On the spine of the 80-page graphic novel published in December, the title is Mr Kiasu: Everything Also Make Sure. On the cover page, it is Mr Kiasu: Think Sure. Open the book and the inside cover flap proclaims that the real title is Mr Kiasu: Everything Also Want To Be Sure.
Letting the readers decide what the right title is, if any, ties in neatly with the board's information literacy campaign S.U.R.E. (Source, Understand, Research, Evaluate). About 6,000 copies of the book are being given out free to winners of weekly online contests, which test users' understanding of the S.U.R.E. principles: check Sources, Understand the context, Research and Evaluate all information. In the next three months, the book will also be online for readers.
Lau, 50, who is single, enjoyed working on the project, though his first reaction when asked to resurrect the character after 13 years was: "No way.

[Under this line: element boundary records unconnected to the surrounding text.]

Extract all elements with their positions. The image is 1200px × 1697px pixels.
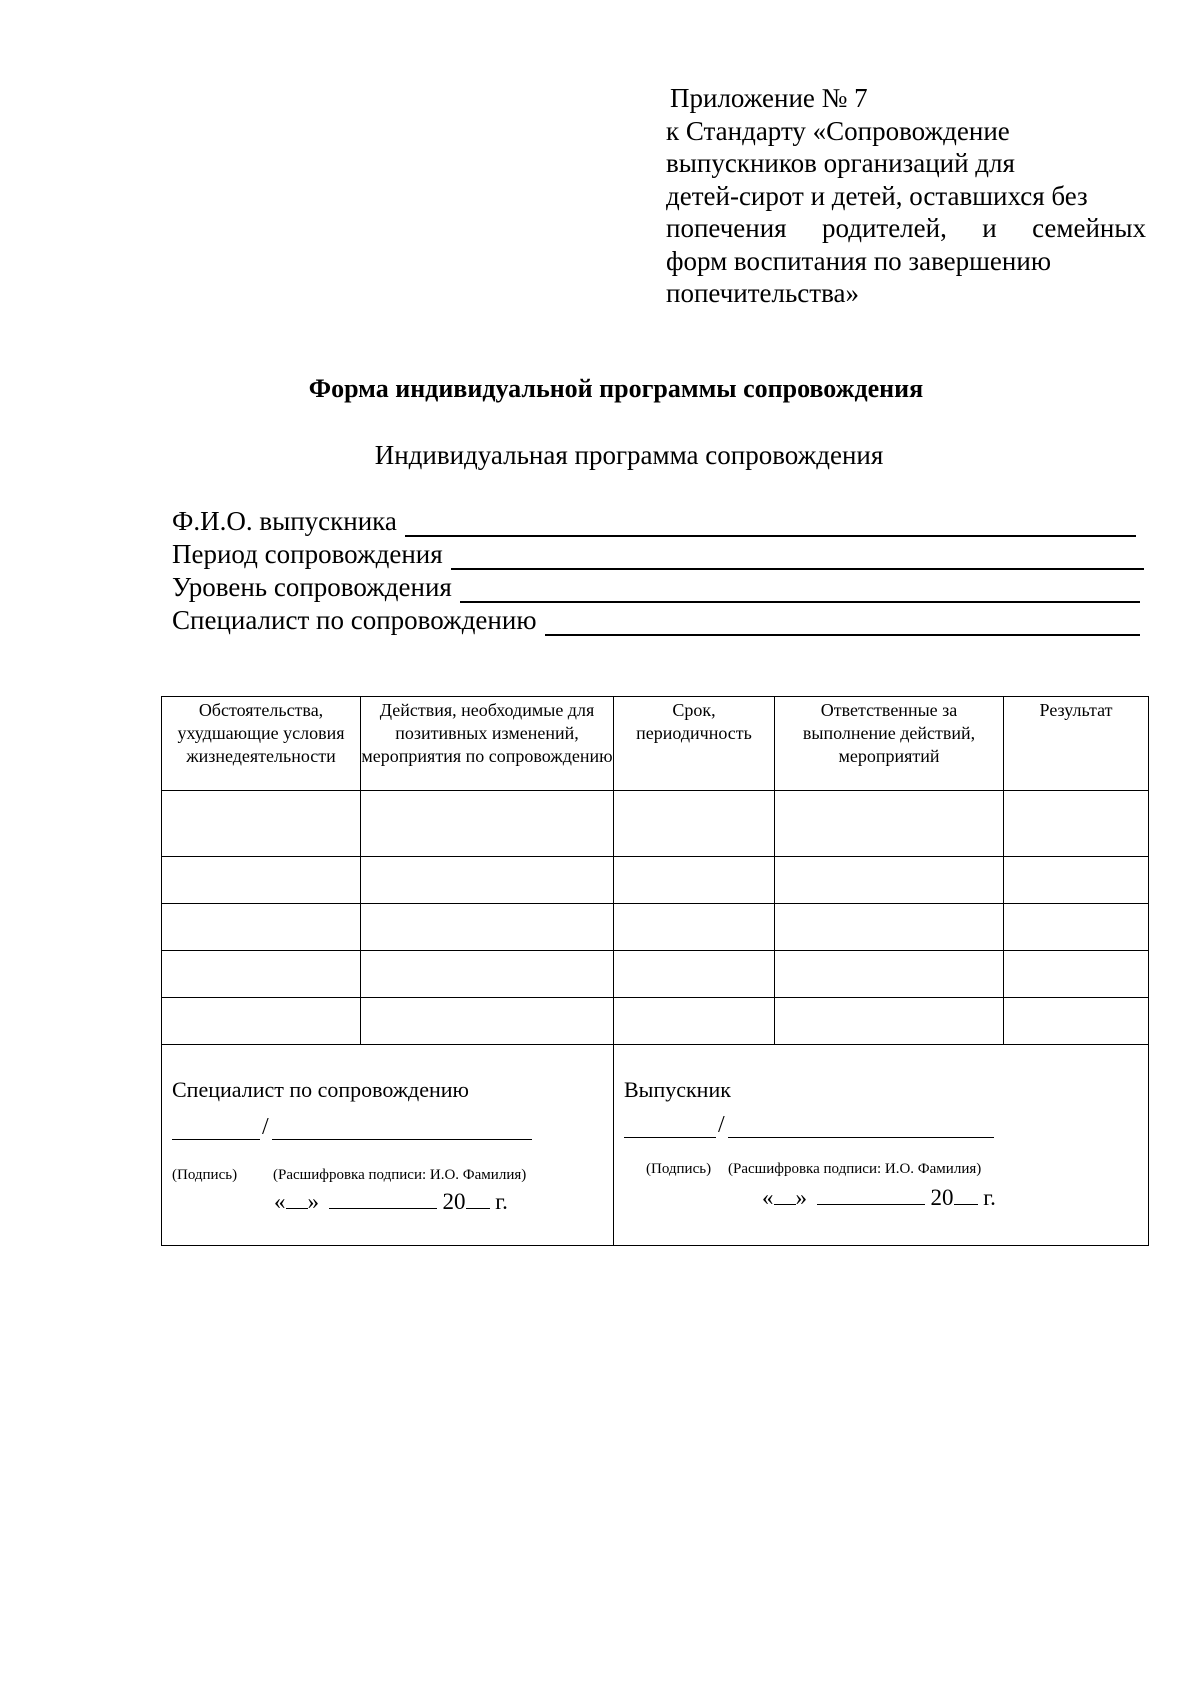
appendix-header: [666, 82, 1146, 310]
table-header-row: [162, 697, 1149, 791]
month-blank[interactable]: [329, 1190, 437, 1209]
date-quote-close: »: [795, 1185, 807, 1210]
year-blank[interactable]: [466, 1190, 490, 1209]
table-row: [162, 791, 1149, 857]
signature-slash: /: [262, 1114, 269, 1140]
table-cell[interactable]: [775, 791, 1004, 857]
table-cell[interactable]: [775, 951, 1004, 998]
date-quote-close: »: [307, 1189, 319, 1214]
table-row: [162, 904, 1149, 951]
table-cell[interactable]: [614, 951, 775, 998]
header-deadline: Срок, периодичность: [614, 697, 775, 791]
table-cell[interactable]: [1004, 904, 1149, 951]
appendix-line: форм воспитания по завершению: [666, 245, 1051, 276]
year-blank[interactable]: [954, 1186, 978, 1205]
table-cell[interactable]: [1004, 857, 1149, 904]
form-title: Форма индивидуальной программы сопровождения: [308, 374, 924, 403]
appendix-line: детей-сирот и детей, оставшихся без: [666, 180, 1088, 211]
table-row: [162, 951, 1149, 998]
appendix-word: попечения: [666, 213, 787, 243]
appendix-line: выпускников организаций для: [666, 148, 1015, 178]
graduate-name-blank[interactable]: [405, 509, 1136, 537]
graduate-decode-caption: (Расшифровка подписи: И.О. Фамилия): [728, 1161, 982, 1177]
date-quote-open: «: [762, 1185, 774, 1210]
level-field[interactable]: [172, 570, 1144, 603]
year-suffix: г.: [983, 1185, 996, 1210]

He's in retirement now, let him stay there." What changed? "I don't see what I do as art. It's a form of social commentary," he says. "I feel like Mr Kiasu can play a different role now. He can help to disseminate positive messages in a non-government way."
Fans of Mr Kiasu need not worry that the avaricious, bespectacled character has changed much. All "positive messages" are buried in the subtext and helpful end-notes of this latest adventure, in which Mr Kiasu seeks to win fame on Facebook, keep an important date with his girlfriend and stay out of trouble at work.
The toon was originally created in 1990 by Lau with his National Service pal James Suresh - who left the comic in 1996 - plus illustrator Lim Yu Cheng. Mr Kiasu won Singaporeans' hearts with his must-grab-it-all attitude and 11 comic books published by the partners' Comix Factory company topped bestseller lists here.
Mr Kiasu also featured in advertisements for McDonald's as well as a TV series in 2001, starring Chew Chor Meng. However, licensing did not yield the economic rewards the partners hoped for. The merchandising company they set up was reportedly $300,000 in debt by 1998.
From 2006 to last year, Lau was creative director for Gallery Hotel and worked with the then Ministry of Information, Communications and the Arts to invite young designers from around the world to Singapore to redesign hotel rooms under the Creative Youth Xchange programme.